Neoliberalism and Post-Soviet Transition

Download Neoliberalism and Post-Soviet Transition PDF Online Free

Author :
Publisher : Springer
ISBN 13 : 3319692216
Total Pages : 202 pages
Book Rating : 4.3/5 (196 download)

DOWNLOAD NOW!


Book Synopsis Neoliberalism and Post-Soviet Transition by : Wumaier Yilamu

Download or read book Neoliberalism and Post-Soviet Transition written by Wumaier Yilamu and published by Springer. This book was released on 2017-12-06 with total page 202 pages. Available in PDF, EPUB and Kindle. Book excerpt: This collection emphasizes a cross-disciplinary approach to the problem of scale, with essays ranging in subject matter from literature to film, architecture, the plastic arts, philosophy, and scientific and political writing. Its contributors consider a variety of issues provoked by the sudden and pressing shifts in scale brought on by globalization and the era of the Anthropocene, including: the difficulties of defining the concept of scale; the challenges that shifts in scale pose to knowledge formation; the role of scale in mediating individual subjectivity and agency; the barriers to understanding objects existing in scalar realms different from our own; the role of scale in mediating the relationship between humans and the environment; and the nature of power, authority, and democracy at different social scales.

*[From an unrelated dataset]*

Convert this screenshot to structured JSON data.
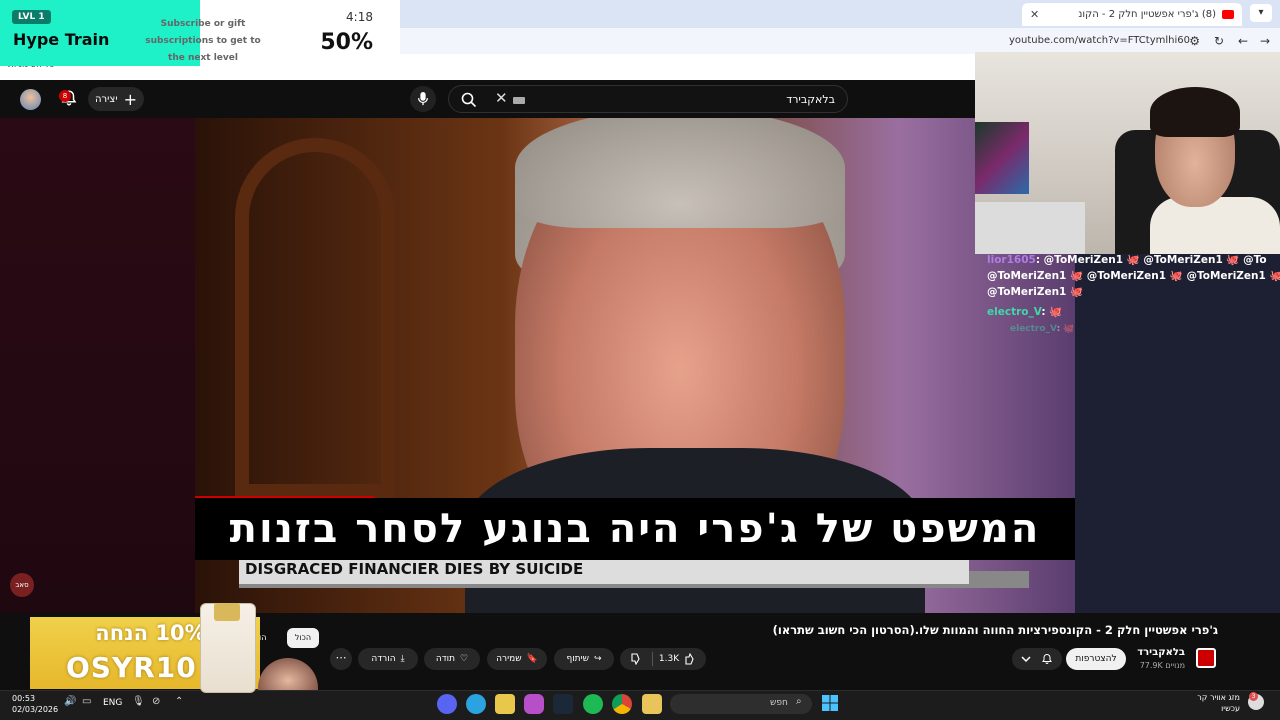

Neoliberalism, Accountability, and Reform Failures in Emerging Markets

Download Neoliberalism, Accountability, and Reform Failures in Emerging Markets PDF Online Free

Author :
Publisher : Penn State Press
ISBN 13 : 0271062851
Total Pages : 309 pages
Book Rating : 4.2/5 (71 download)

DOWNLOAD NOW!


Book Synopsis Neoliberalism, Accountability, and Reform Failures in Emerging Markets by : Luigi Manzetti

Download or read book Neoliberalism, Accountability, and Reform Failures in Emerging Markets written by Luigi Manzetti and published by Penn State Press. This book was released on 2010-04-02 with total page 309 pages. Available in PDF, EPUB and Kindle. Book excerpt: The agenda of neoliberal market reform known as the Washington Consensus, which was meant to turn around the economies of developing and postcommunist countries and provide the bedrock of economic success on which stable democracies could be built, has largely proved to be a failure, with Russia and many Latin American countries like Argentina left in severe economic crisis by the end of the 1990s. Some proponents of neoliberal reform, such as Anne Krueger, have attributed this failure to the piecemeal and incomplete implementation of reform measures, while others, including Nobel Prize economist and former World Bank vice president Joseph Stiglitz, have pointed to technical flaws in the policies. While both of these assessments focus narrowly on economic factors, Luigi Manzetti highlights the crucial importance of political institutions and processes to a fully adequate explanation. His argument is that the ideology of neoliberal reform, rooted in the theories of Friedrich von Hayek and Milton Friedman, assumed political checks and balances that did not exist in many of these countries undergoing market reform, and that only by taking political accountability as an influential variable in the equation for success can we really understand what happened. Where accountability was weak, patterns of corruption, collusion, and patronage worked to undermine the intended aims of market reform. Manzetti uses both large N statistical analyses and small N case studies (of Argentina, Chile, and Russia) to provide empirical evidence for his argument.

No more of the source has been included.